Now as a DO, who admittedly trained in an allopathic program and did not use much OMM (save diagnostic techniques that are ingrained into my musculoskeletal exam) during the four years of my Med-Peds residency I will admit that lymphatic and sinus drainage techniques are one of the first things I've brought back. I will drain sinuses and do eustachian tube work in kids because it's high yield, quick, and very safe from a risk benefit standpoint. [I also tend to do a lot of ME, FPR, and counterstrain for the same reason. I wasn't a huge HVLA fan as a student and I do very little of that now--and probably still would do little had I trained in an osteopathic program.] I still use antibiotics where indicated as well though. I'm not familiar with the recent OSU work however, there is some older literature that does support benefit as well.

👍 Thanks for this info. A lot of my experience with this deals with talking to many doctors and pharmacists as a result of a battle over my own daughter's "chronic" ear infections. As a result, the FP who was her doctor at the time actually violated my daughter's HIPAA rights and called my boss to discuss with her the fact that I was doing my own investigation, which included utilizing resources I had at work.
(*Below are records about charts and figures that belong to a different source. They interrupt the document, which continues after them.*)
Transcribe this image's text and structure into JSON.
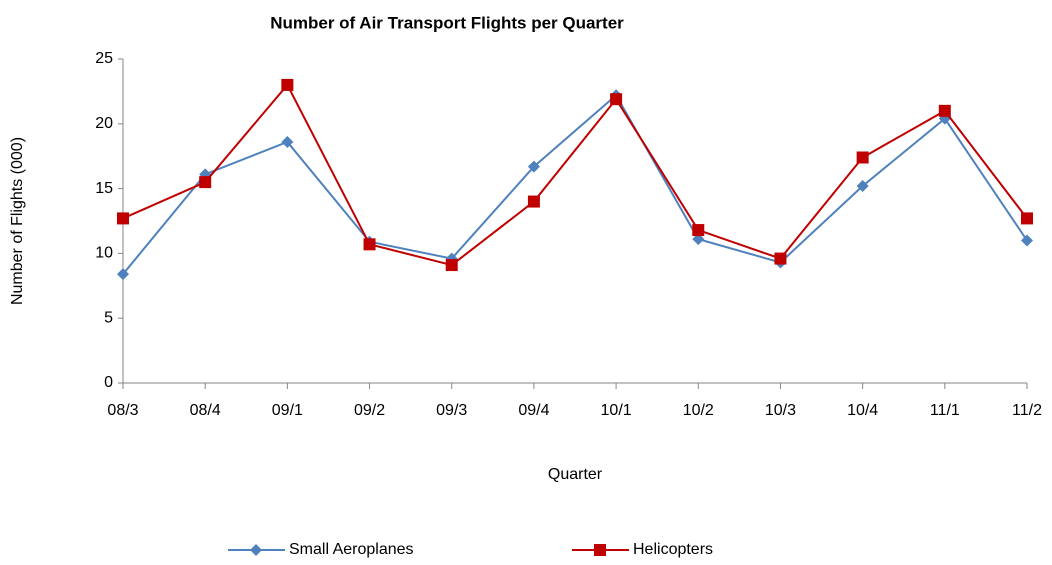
{
  "chart_data": {
    "type": "line",
    "title": "Number of Air Transport Flights per Quarter",
    "x_label": "Quarter",
    "y_label": "Number of Flights (000)",
    "categories": [
      "08/3",
      "08/4",
      "09/1",
      "09/2",
      "09/3",
      "09/4",
      "10/1",
      "10/2",
      "10/3",
      "10/4",
      "11/1",
      "11/2"
    ],
    "series": [
      {
        "name": "Small Aeroplanes",
        "color": "#4f81bd",
        "marker": "diamond",
        "values": [
          8.4,
          16.1,
          18.6,
          10.9,
          9.6,
          16.7,
          22.2,
          11.1,
          9.3,
          15.2,
          20.4,
          11.0
        ]
      },
      {
        "name": "Helicopters",
        "color": "#c00000",
        "marker": "square",
        "values": [
          12.7,
          15.5,
          23.0,
          10.7,
          9.1,
          14.0,
          21.9,
          11.8,
          9.6,
          17.4,
          21.0,
          12.7
        ]
      }
    ],
    "ylim": [
      0,
      25
    ],
    "yticks": [
      0,
      5,
      10,
      15,
      20,
      25
    ],
    "grid": false,
    "legend": "bottom"
  }
}
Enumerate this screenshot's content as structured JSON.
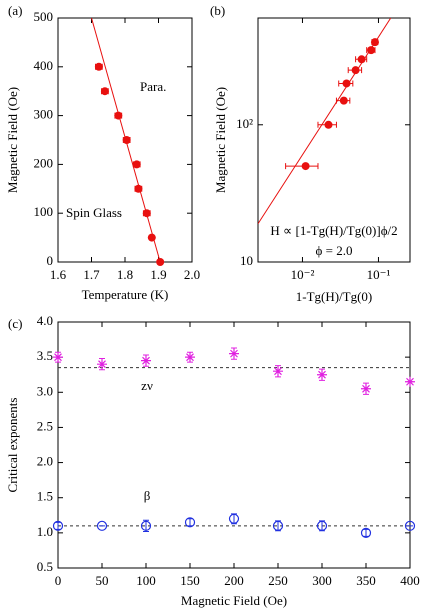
{
  "chart_data": [
    {
      "type": "scatter",
      "panel_label": "(a)",
      "xlabel": "Temperature (K)",
      "ylabel": "Magnetic Field (Oe)",
      "xlim": [
        1.6,
        2.0
      ],
      "xticks": [
        1.6,
        1.7,
        1.8,
        1.9,
        {
          "value": 2,
          "label": "2.0"
        }
      ],
      "ylim": [
        0,
        500
      ],
      "yticks": [
        0,
        100,
        200,
        300,
        400,
        500
      ],
      "series": [
        {
          "color": "#e8100f",
          "marker": "circle-filled",
          "x": [
            1.722,
            1.74,
            1.78,
            1.805,
            1.835,
            1.84,
            1.865,
            1.88,
            1.905
          ],
          "xerr": [
            0.01,
            0.01,
            0.01,
            0.01,
            0.01,
            0.01,
            0.01,
            0.005,
            0.005
          ],
          "values": [
            400,
            350,
            300,
            250,
            200,
            150,
            100,
            50,
            0
          ]
        }
      ],
      "fit": {
        "color": "#e8100f",
        "x": [
          1.7,
          1.905
        ],
        "values": [
          500,
          0
        ]
      },
      "annotations": [
        "Para.",
        "Spin Glass"
      ]
    },
    {
      "type": "scatter",
      "panel_label": "(b)",
      "xlabel": "1-Tg(H)/Tg(0)",
      "ylabel": "Magnetic Field (Oe)",
      "xlog": true,
      "ylog": true,
      "xlim": [
        0.0026,
        0.26
      ],
      "xticks": [
        {
          "value": 0.01,
          "label": "10⁻²"
        },
        {
          "value": 0.1,
          "label": "10⁻¹"
        }
      ],
      "ylim": [
        10,
        600
      ],
      "yticks": [
        10,
        {
          "value": 100,
          "label": "10²"
        }
      ],
      "series": [
        {
          "color": "#e8100f",
          "marker": "circle-filled",
          "x": [
            0.011,
            0.022,
            0.035,
            0.038,
            0.05,
            0.06,
            0.08,
            0.09
          ],
          "xerr": [
            0.005,
            0.006,
            0.007,
            0.008,
            0.01,
            0.01,
            0.01,
            0.008
          ],
          "values": [
            50,
            100,
            150,
            200,
            250,
            300,
            350,
            400
          ]
        }
      ],
      "fit": {
        "color": "#e8100f",
        "x": [
          0.0026,
          0.145
        ],
        "values": [
          19,
          600
        ]
      },
      "annotations": [
        "H ∝ [1-Tg(H)/Tg(0)]ϕ/2",
        "ϕ = 2.0"
      ]
    },
    {
      "type": "scatter",
      "panel_label": "(c)",
      "xlabel": "Magnetic Field (Oe)",
      "ylabel": "Critical exponents",
      "xlim": [
        0,
        400
      ],
      "xticks": [
        0,
        50,
        100,
        150,
        200,
        250,
        300,
        350,
        400
      ],
      "ylim": [
        0.5,
        4
      ],
      "yticks": [
        0.5,
        {
          "value": 1,
          "label": "1.0"
        },
        1.5,
        {
          "value": 2,
          "label": "2.0"
        },
        2.5,
        {
          "value": 3,
          "label": "3.0"
        },
        3.5,
        {
          "value": 4,
          "label": "4.0"
        }
      ],
      "series": [
        {
          "name": "zν",
          "color": "#e020e0",
          "marker": "asterisk",
          "x": [
            0,
            50,
            100,
            150,
            200,
            250,
            300,
            350,
            400
          ],
          "values": [
            3.5,
            3.4,
            3.45,
            3.5,
            3.55,
            3.3,
            3.25,
            3.05,
            3.15
          ],
          "yerr": [
            0.07,
            0.08,
            0.08,
            0.07,
            0.08,
            0.08,
            0.08,
            0.08,
            0
          ]
        },
        {
          "name": "β",
          "color": "#2030e0",
          "marker": "circle-open",
          "x": [
            0,
            50,
            100,
            150,
            200,
            250,
            300,
            350,
            400
          ],
          "values": [
            1.1,
            1.1,
            1.1,
            1.15,
            1.2,
            1.1,
            1.1,
            1.0,
            1.1
          ],
          "yerr": [
            0.05,
            0,
            0.08,
            0.05,
            0.07,
            0.07,
            0.07,
            0.05,
            0
          ]
        }
      ],
      "hlines": [
        {
          "value": 3.35,
          "color": "#333333"
        },
        {
          "value": 1.1,
          "color": "#333333"
        }
      ]
    }
  ]
}
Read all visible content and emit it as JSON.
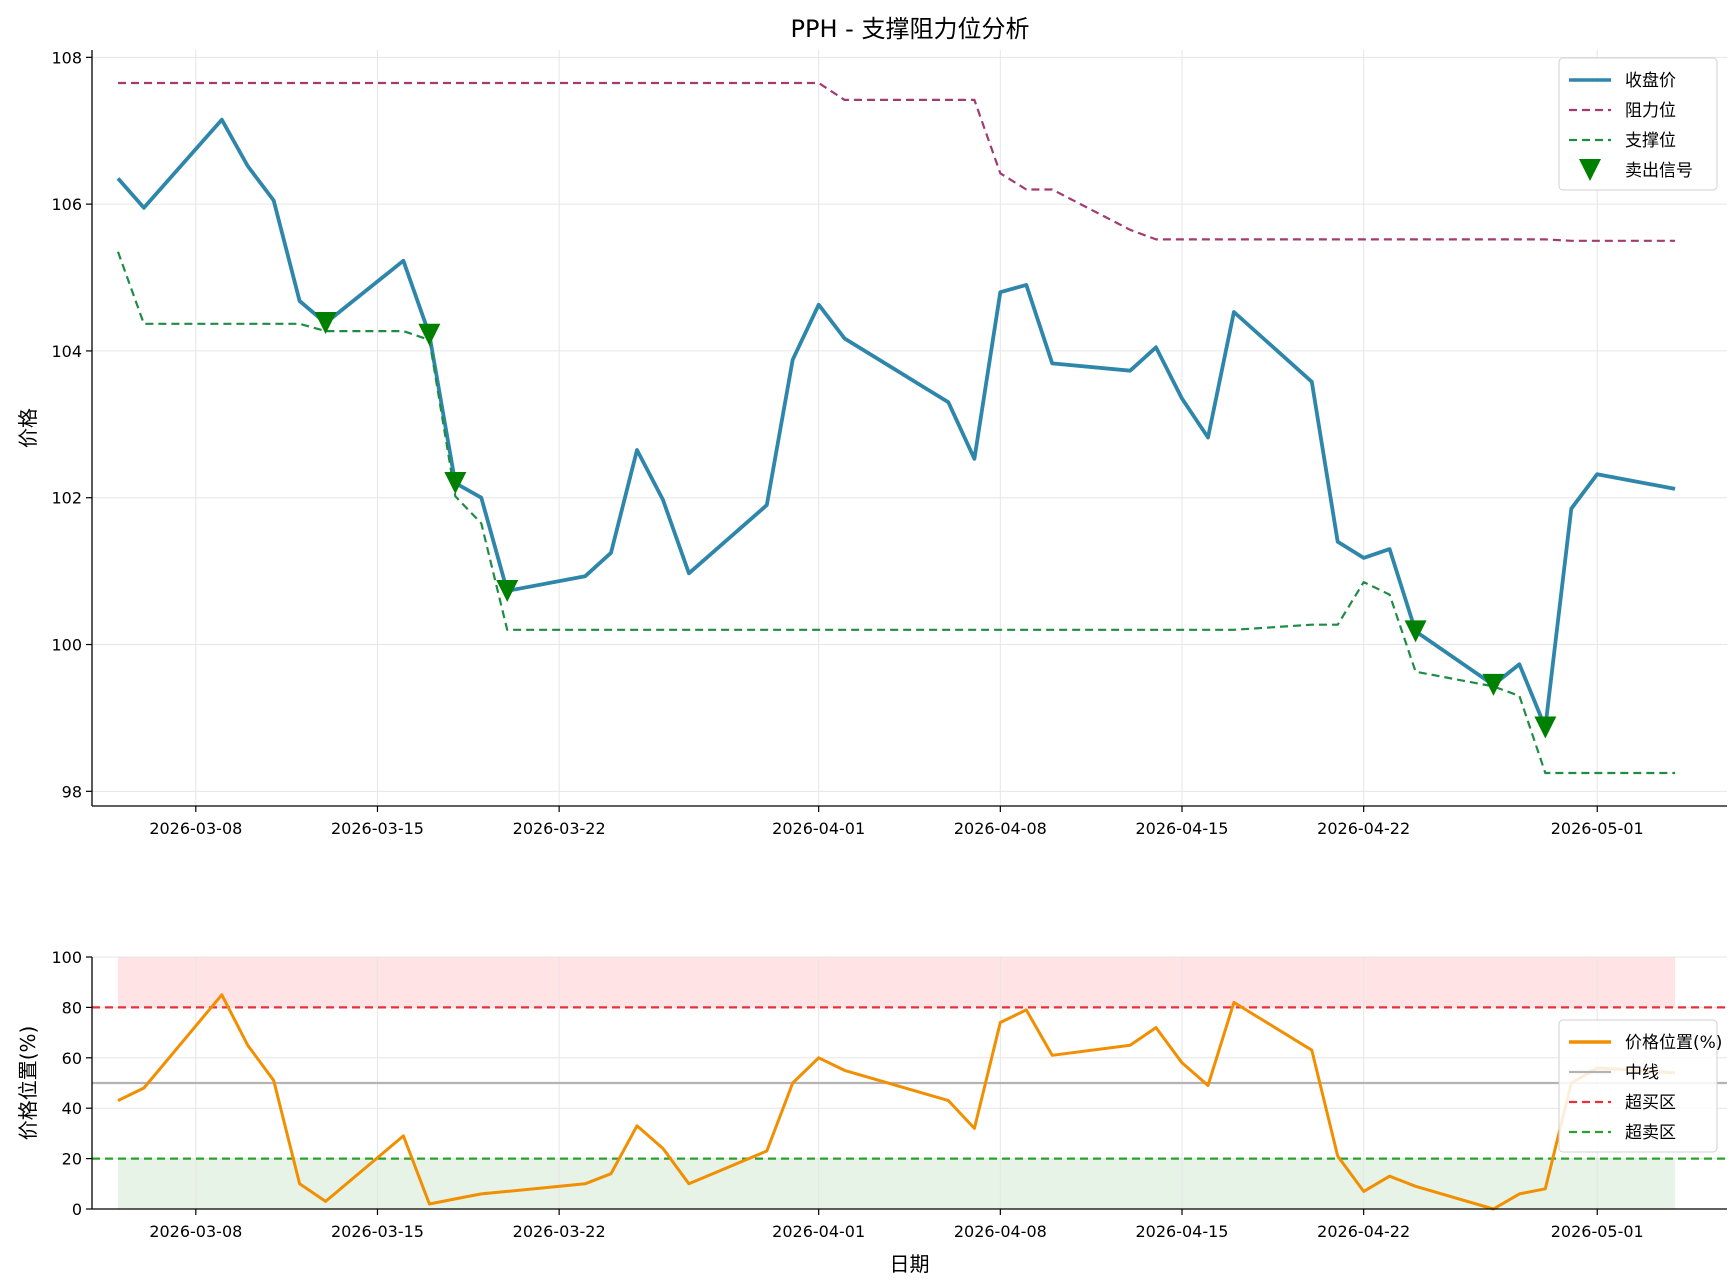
{
  "title": "PPH - 支撑阻力位分析",
  "chart_data": [
    {
      "type": "line",
      "ylabel": "价格",
      "xlabel": "",
      "ylim": [
        97.8,
        108.1
      ],
      "yticks": [
        98,
        100,
        102,
        104,
        106,
        108
      ],
      "xlim": [
        "2026-03-04",
        "2026-05-06"
      ],
      "xticks": [
        "2026-03-08",
        "2026-03-15",
        "2026-03-22",
        "2026-04-01",
        "2026-04-08",
        "2026-04-15",
        "2026-04-22",
        "2026-05-01"
      ],
      "grid": true,
      "legend_position": "top-right",
      "dates": [
        "2026-03-05",
        "2026-03-06",
        "2026-03-09",
        "2026-03-10",
        "2026-03-11",
        "2026-03-12",
        "2026-03-13",
        "2026-03-16",
        "2026-03-17",
        "2026-03-18",
        "2026-03-19",
        "2026-03-20",
        "2026-03-23",
        "2026-03-24",
        "2026-03-25",
        "2026-03-26",
        "2026-03-27",
        "2026-03-30",
        "2026-03-31",
        "2026-04-01",
        "2026-04-02",
        "2026-04-06",
        "2026-04-07",
        "2026-04-08",
        "2026-04-09",
        "2026-04-10",
        "2026-04-13",
        "2026-04-14",
        "2026-04-15",
        "2026-04-16",
        "2026-04-17",
        "2026-04-20",
        "2026-04-21",
        "2026-04-22",
        "2026-04-23",
        "2026-04-24",
        "2026-04-27",
        "2026-04-28",
        "2026-04-29",
        "2026-04-30",
        "2026-05-01",
        "2026-05-04"
      ],
      "series": [
        {
          "name": "收盘价",
          "color": "#2e86ab",
          "style": "solid",
          "values": [
            106.35,
            105.95,
            107.15,
            106.52,
            106.05,
            104.68,
            104.38,
            105.23,
            104.22,
            102.2,
            102.0,
            100.73,
            100.93,
            101.25,
            102.65,
            101.97,
            100.97,
            101.9,
            103.88,
            104.63,
            104.17,
            103.3,
            102.53,
            104.8,
            104.9,
            103.83,
            103.73,
            104.05,
            103.35,
            102.82,
            104.53,
            103.58,
            101.4,
            101.18,
            101.3,
            100.18,
            99.45,
            99.73,
            98.87,
            101.85,
            102.32,
            102.12
          ]
        },
        {
          "name": "阻力位",
          "color": "#a23b72",
          "style": "dashed",
          "values": [
            107.65,
            107.65,
            107.65,
            107.65,
            107.65,
            107.65,
            107.65,
            107.65,
            107.65,
            107.65,
            107.65,
            107.65,
            107.65,
            107.65,
            107.65,
            107.65,
            107.65,
            107.65,
            107.65,
            107.65,
            107.42,
            107.42,
            107.42,
            106.42,
            106.2,
            106.2,
            105.65,
            105.52,
            105.52,
            105.52,
            105.52,
            105.52,
            105.52,
            105.52,
            105.52,
            105.52,
            105.52,
            105.52,
            105.52,
            105.5,
            105.5,
            105.5
          ]
        },
        {
          "name": "支撑位",
          "color": "#1e8c45",
          "style": "dashed",
          "values": [
            105.35,
            104.37,
            104.37,
            104.37,
            104.37,
            104.37,
            104.27,
            104.27,
            104.15,
            102.02,
            101.65,
            100.2,
            100.2,
            100.2,
            100.2,
            100.2,
            100.2,
            100.2,
            100.2,
            100.2,
            100.2,
            100.2,
            100.2,
            100.2,
            100.2,
            100.2,
            100.2,
            100.2,
            100.2,
            100.2,
            100.2,
            100.27,
            100.27,
            100.85,
            100.68,
            99.63,
            99.43,
            99.3,
            98.25,
            98.25,
            98.25,
            98.25
          ]
        }
      ],
      "signals": {
        "name": "卖出信号",
        "color": "#008000",
        "points": [
          {
            "date": "2026-03-13",
            "value": 104.38
          },
          {
            "date": "2026-03-17",
            "value": 104.22
          },
          {
            "date": "2026-03-18",
            "value": 102.2
          },
          {
            "date": "2026-03-20",
            "value": 100.73
          },
          {
            "date": "2026-04-24",
            "value": 100.18
          },
          {
            "date": "2026-04-27",
            "value": 99.45
          },
          {
            "date": "2026-04-29",
            "value": 98.87
          }
        ]
      }
    },
    {
      "type": "line",
      "ylabel": "价格位置(%)",
      "xlabel": "日期",
      "ylim": [
        0,
        100
      ],
      "yticks": [
        0,
        20,
        40,
        60,
        80,
        100
      ],
      "xlim": [
        "2026-03-04",
        "2026-05-06"
      ],
      "xticks": [
        "2026-03-08",
        "2026-03-15",
        "2026-03-22",
        "2026-04-01",
        "2026-04-08",
        "2026-04-15",
        "2026-04-22",
        "2026-05-01"
      ],
      "grid": true,
      "legend_position": "right",
      "dates": [
        "2026-03-05",
        "2026-03-06",
        "2026-03-09",
        "2026-03-10",
        "2026-03-11",
        "2026-03-12",
        "2026-03-13",
        "2026-03-16",
        "2026-03-17",
        "2026-03-18",
        "2026-03-19",
        "2026-03-20",
        "2026-03-23",
        "2026-03-24",
        "2026-03-25",
        "2026-03-26",
        "2026-03-27",
        "2026-03-30",
        "2026-03-31",
        "2026-04-01",
        "2026-04-02",
        "2026-04-06",
        "2026-04-07",
        "2026-04-08",
        "2026-04-09",
        "2026-04-10",
        "2026-04-13",
        "2026-04-14",
        "2026-04-15",
        "2026-04-16",
        "2026-04-17",
        "2026-04-20",
        "2026-04-21",
        "2026-04-22",
        "2026-04-23",
        "2026-04-24",
        "2026-04-27",
        "2026-04-28",
        "2026-04-29",
        "2026-04-30",
        "2026-05-01",
        "2026-05-04"
      ],
      "series": [
        {
          "name": "价格位置(%)",
          "color": "#f18f01",
          "style": "solid",
          "values": [
            43,
            48,
            85,
            65,
            51,
            10,
            3,
            29,
            2,
            4,
            6,
            7,
            10,
            14,
            33,
            24,
            10,
            23,
            50,
            60,
            55,
            43,
            32,
            74,
            79,
            61,
            65,
            72,
            58,
            49,
            82,
            63,
            21,
            7,
            13,
            9,
            0,
            6,
            8,
            50,
            56,
            54
          ]
        }
      ],
      "hlines": [
        {
          "name": "中线",
          "value": 50,
          "color": "#b3b3b3",
          "style": "solid"
        },
        {
          "name": "超买区",
          "value": 80,
          "color": "#e8303a",
          "style": "dashed"
        },
        {
          "name": "超卖区",
          "value": 20,
          "color": "#2ca02c",
          "style": "dashed"
        }
      ],
      "bands": [
        {
          "from": 80,
          "to": 100,
          "color": "#ffc0c5"
        },
        {
          "from": 0,
          "to": 20,
          "color": "#c8e4c8"
        }
      ]
    }
  ]
}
Apparently, the good old boy doctor network, including the ENT doc we took her to, supported the throwing antibiotics at every ear infection approach. I put a stop to it all and told my wife that if she gets another ear infection, just give her NSAID's, and if it persists for more than five days, take her to a doctor. She hasn't had a problem since.

Incidently, I looked more in depth into the doctor at OSU. Apparently she is an OMM professor and an MD! She calls herself a "born again Osteopath." How cool is that? At least one allopath gets it.